Il giovane non si tirò certo indietro, rispondendole impacciato che aveva già conosciuto questo tipo chiamato Ariakas e che si sarebbe prestato molto volentieri ad aiutare i popoli liberi nella cerca di queste antiche armi sacre. Deneva annuì, come se già sapesse del suo incontro con il condottiero delle forze di Takhisis, ma aggiunse tristemente che le gloriose lance che sconfissero la dea dai cinque volti, grazie al coraggio di Huma e del suo drago d’argento, andavano riforgiate da capo e solo una persona al mondo poteva essere in grado di farlo: l’ergothiano conosciuto con il nome di Theros Ironfeld. Prima di poter usare una forgia però, egli avrebbe dovuto recuperare prima un prezioso artefatto che gli avrebbe conferito il potere di infondere la parola e la grazia di Paladine nelle nuove lance. Questo sarebbe stato il suo compito per la vita e lui, Stuard, il coraggioso cavaliere, aveva invece quello di scortarlo e di difenderlo in questo suo sacro compito. Quindi avrebbe dovuto dapprima raggiungere Whitestone e poi seguire il suo destino: lei gli sarebbe stato accanto, come sempre. Stuard annuì e quando Deneva gli sfiorò con le dita il mento, ormai barbuto, lui si destò di soprassalto, facendo cadere lo scudo che stava cercando di sistemare mentre faceva la guardia al campo.

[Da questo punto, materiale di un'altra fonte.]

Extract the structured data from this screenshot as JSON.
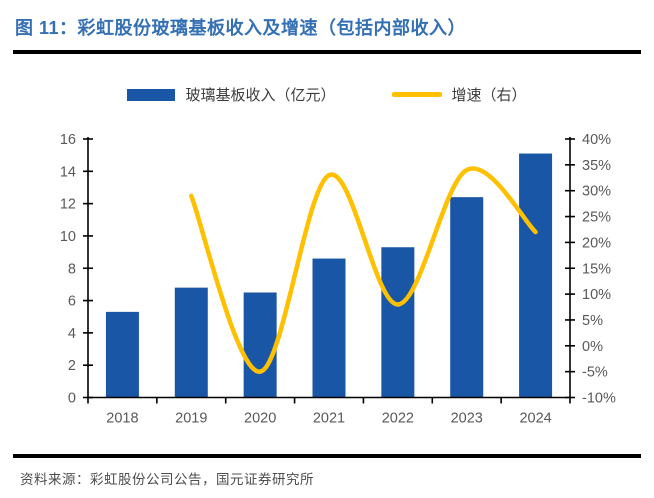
{
  "header": {
    "title": "图 11：彩虹股份玻璃基板收入及增速（包括内部收入）"
  },
  "legend": {
    "items": [
      {
        "label": "玻璃基板收入（亿元）",
        "swatch": "bar",
        "color": "#1A56A6"
      },
      {
        "label": "增速（右）",
        "swatch": "line",
        "color": "#FFC000"
      }
    ]
  },
  "footer": {
    "source": "资料来源：彩虹股份公司公告，国元证券研究所"
  },
  "colors": {
    "title_blue": "#3470B4",
    "bar_blue": "#1A56A6",
    "line_yellow": "#FFC000",
    "axis_black": "#000000",
    "tick_gray": "#595959"
  },
  "chart_data": {
    "type": "bar",
    "title": "彩虹股份玻璃基板收入及增速（包括内部收入）",
    "categories": [
      "2018",
      "2019",
      "2020",
      "2021",
      "2022",
      "2023",
      "2024"
    ],
    "series": [
      {
        "name": "玻璃基板收入（亿元）",
        "type": "bar",
        "axis": "left",
        "color": "#1A56A6",
        "values": [
          5.3,
          6.8,
          6.5,
          8.6,
          9.3,
          12.4,
          15.1
        ]
      },
      {
        "name": "增速（右）",
        "type": "line",
        "axis": "right",
        "color": "#FFC000",
        "smooth": true,
        "unit": "%",
        "values": [
          null,
          29,
          -5,
          33,
          8,
          34,
          22
        ]
      }
    ],
    "left_axis": {
      "min": 0,
      "max": 16,
      "step": 2,
      "tick_labels": [
        "0",
        "2",
        "4",
        "6",
        "8",
        "10",
        "12",
        "14",
        "16"
      ]
    },
    "right_axis": {
      "min": -10,
      "max": 40,
      "step": 5,
      "unit": "%",
      "tick_labels": [
        "-10%",
        "-5%",
        "0%",
        "5%",
        "10%",
        "15%",
        "20%",
        "25%",
        "30%",
        "35%",
        "40%"
      ]
    },
    "xlabel": "",
    "ylabel": "",
    "grid": false,
    "legend_position": "top"
  }
}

Nonostante l’evidenza, il cavaliere sapeva che quello che aveva appena fatto non era stato un semplice sogno: Deneva era davvero andata da lui! Era chiaro quindi che il tempo a disposizione fosse davvero poco e loro avevano davvero un mucchio di cose da fare, una volta tornati da Silvanesti.
L’indomani all’alba, Morduk offrì a tutti una sostanziosa colazione dopo aver terminato il suo turno di guardia e Kail tornò alla testa del gruppo.

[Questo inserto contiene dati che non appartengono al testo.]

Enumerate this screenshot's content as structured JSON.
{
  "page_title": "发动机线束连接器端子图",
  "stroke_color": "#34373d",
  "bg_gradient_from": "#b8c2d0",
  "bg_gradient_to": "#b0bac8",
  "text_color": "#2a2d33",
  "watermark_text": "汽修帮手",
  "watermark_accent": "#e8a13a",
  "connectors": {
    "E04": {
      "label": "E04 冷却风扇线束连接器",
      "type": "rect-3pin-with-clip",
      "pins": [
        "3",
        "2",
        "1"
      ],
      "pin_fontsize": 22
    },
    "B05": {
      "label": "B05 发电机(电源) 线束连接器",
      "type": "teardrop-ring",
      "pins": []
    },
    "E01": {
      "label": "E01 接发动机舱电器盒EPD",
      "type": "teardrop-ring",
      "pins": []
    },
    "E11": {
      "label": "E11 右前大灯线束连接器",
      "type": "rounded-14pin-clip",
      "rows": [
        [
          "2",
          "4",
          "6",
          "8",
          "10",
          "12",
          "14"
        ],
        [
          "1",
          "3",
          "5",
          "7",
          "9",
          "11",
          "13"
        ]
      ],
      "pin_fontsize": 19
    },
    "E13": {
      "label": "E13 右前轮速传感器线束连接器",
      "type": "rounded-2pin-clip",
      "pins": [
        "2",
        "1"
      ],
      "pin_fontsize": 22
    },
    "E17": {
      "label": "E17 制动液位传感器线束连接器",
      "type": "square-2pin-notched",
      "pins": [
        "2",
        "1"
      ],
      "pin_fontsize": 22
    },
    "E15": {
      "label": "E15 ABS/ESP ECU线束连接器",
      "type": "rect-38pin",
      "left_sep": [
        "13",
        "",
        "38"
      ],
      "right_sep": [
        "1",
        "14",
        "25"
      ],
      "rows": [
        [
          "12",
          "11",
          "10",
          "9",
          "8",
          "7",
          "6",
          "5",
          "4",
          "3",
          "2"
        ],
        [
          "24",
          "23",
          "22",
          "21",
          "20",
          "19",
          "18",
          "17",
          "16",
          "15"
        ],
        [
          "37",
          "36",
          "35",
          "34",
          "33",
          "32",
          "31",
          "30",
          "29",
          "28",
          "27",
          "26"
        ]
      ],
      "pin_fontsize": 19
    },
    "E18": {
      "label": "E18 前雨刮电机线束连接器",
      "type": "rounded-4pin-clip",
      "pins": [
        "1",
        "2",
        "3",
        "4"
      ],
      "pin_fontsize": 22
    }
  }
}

Anche quel giorno passò veloce, ma il mezzelfo decise di spingersi un po’ più avanti anche dopo l’imbrunire e fermarsi a poche centinaia di metri dal primo accampamento di orchi, alle rovine di Black Stain. Kail disse a tutti di attenderlo, vigili, ma senz’ansia addosso, poiché come anche Morduk aveva confermato, gli orchi non avrebbero avuto un atteggiamento prudente nel loro territorio. Conoscendo la loro personalità e i loro modi di fare, avrebbero gozzovigliato fino all’alba, per poi ripartire e portare gli schiavi nei luoghi destinati, dove successivamente sarebbero stati venduti.
Il mezzelfo andò dunque in avanscoperta, ma non gli piacque affatto quello che vide in quel campo: elfi straziati e torturati (trattamento probabilmente riservato a quelli in cattive condizioni fisiche), bambini smembrati e divorati poiché, come i feriti, non utili ai loro affari, ed urla e grida disperate ovunque che si fondevano agli schiamazzi e alle risa sguaiate di quelle creature immonde.
Insomma fu uno spettacolo davvero osceno.
Kail serrò i pugni e quando tornò dai suoi amici, asserendo che i minotauri non c’erano in quel campo, tentennò comunque nell’affermare di continuare il loro viaggio fino al prossimo accampamento, visti gli scempi che venivano perpetrati laggiù.
Voleva fargliela davvero pagare a quei mostri maledetti!